Scotland on Sunday, 2 September 2012
THE emails tell their own story. In 2008, supporters of Barack Obama were galvanised by daily inbox updates from the Democrat candidate, full of soaring hope and rhetorical references to “change”. Today, the emails still come thick and fast from Obama, beeping on iPhones and buzzing on Blackberries across the United States, but the message has changed.
A note of urgency, just this side of desperation, has crept in. “I’m counting on you to help us keep pace in spite of unprecedented spending on the other side,” the president wrote in a campaign email on Friday. The inspirational, mould-breaking candidate, praised for running the first joined-up election campaign of the internet age, is now a grizzled president frantically fighting to hold on to his job.
With 65 days to go until America goes to the polls, and with seven in ten voters saying the country is on the wrong track, Obama faces a dilemma which is existential as much as political. How should a candidate whose mantra has always been “change”, campaign for re-election? If he argues that his changes need another term to bed in, is he implicitly campaigning against the failures of his own first term? Has the president who promised an end to politics as usual become a politician like all the rest?

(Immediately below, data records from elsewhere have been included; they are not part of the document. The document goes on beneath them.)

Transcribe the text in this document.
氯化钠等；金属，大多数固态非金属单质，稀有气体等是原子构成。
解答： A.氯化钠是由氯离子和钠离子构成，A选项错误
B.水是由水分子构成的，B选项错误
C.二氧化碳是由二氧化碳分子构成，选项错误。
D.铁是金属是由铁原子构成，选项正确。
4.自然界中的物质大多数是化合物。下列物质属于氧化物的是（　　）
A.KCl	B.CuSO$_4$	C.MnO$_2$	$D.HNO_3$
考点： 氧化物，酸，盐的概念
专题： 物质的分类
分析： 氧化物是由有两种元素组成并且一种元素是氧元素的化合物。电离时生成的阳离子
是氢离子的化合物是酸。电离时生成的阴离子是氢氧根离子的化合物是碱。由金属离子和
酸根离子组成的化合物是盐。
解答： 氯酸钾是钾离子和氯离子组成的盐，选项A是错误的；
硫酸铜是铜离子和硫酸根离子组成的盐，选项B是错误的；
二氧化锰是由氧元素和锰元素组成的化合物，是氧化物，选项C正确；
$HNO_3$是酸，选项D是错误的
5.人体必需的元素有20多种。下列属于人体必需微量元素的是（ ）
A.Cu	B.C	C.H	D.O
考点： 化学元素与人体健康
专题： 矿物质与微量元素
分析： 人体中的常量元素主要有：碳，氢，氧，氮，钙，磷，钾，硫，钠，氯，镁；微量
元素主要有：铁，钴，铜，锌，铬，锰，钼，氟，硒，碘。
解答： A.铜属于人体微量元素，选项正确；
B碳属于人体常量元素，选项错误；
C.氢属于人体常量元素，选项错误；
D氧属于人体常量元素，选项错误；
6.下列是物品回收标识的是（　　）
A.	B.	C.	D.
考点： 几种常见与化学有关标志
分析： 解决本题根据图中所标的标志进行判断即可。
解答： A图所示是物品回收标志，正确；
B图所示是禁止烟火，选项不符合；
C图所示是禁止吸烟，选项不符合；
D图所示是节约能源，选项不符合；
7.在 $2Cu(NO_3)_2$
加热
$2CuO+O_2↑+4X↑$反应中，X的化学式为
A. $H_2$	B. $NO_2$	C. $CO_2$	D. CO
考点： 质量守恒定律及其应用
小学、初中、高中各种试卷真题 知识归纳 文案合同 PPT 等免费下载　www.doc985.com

That uncertainty may explain why a key ingredient is missing from the Obama campaign so far. Since his opponent Mitt Romney threw Republicans some red meat by announcing Paul Ryan as a running mate, the Republican base has been buzzing with energy and enthusiasm. But four years after his triumphant election, Obama-mania has all but gone, evaporated along with millions of American jobs and foreclosed homes.
The promised “hope and change” have largely failed to materialise. The economy has stalled, the unemployment rate is stubbornly stuck at 8.3 per cent and the US federal budget deficit is on track to top $1 trillion for the fourth year in a row. With time running out, Obama must – yet again – pull off the performance of a lifetime and convince America that he has what it takes to deliver on his early promises.
“Obama needs to energise the base. A lot of liberals are disappointed with Obama. Republicans are much more excited about this election than the Democrats,” says John Geer, a professor of political science at Vanderbilt University.
Obama’s big opportunity to inject some much-needed excitement into his campaign comes this week as delegates and the world’s media descend on North Carolina for the Democratic National Convention.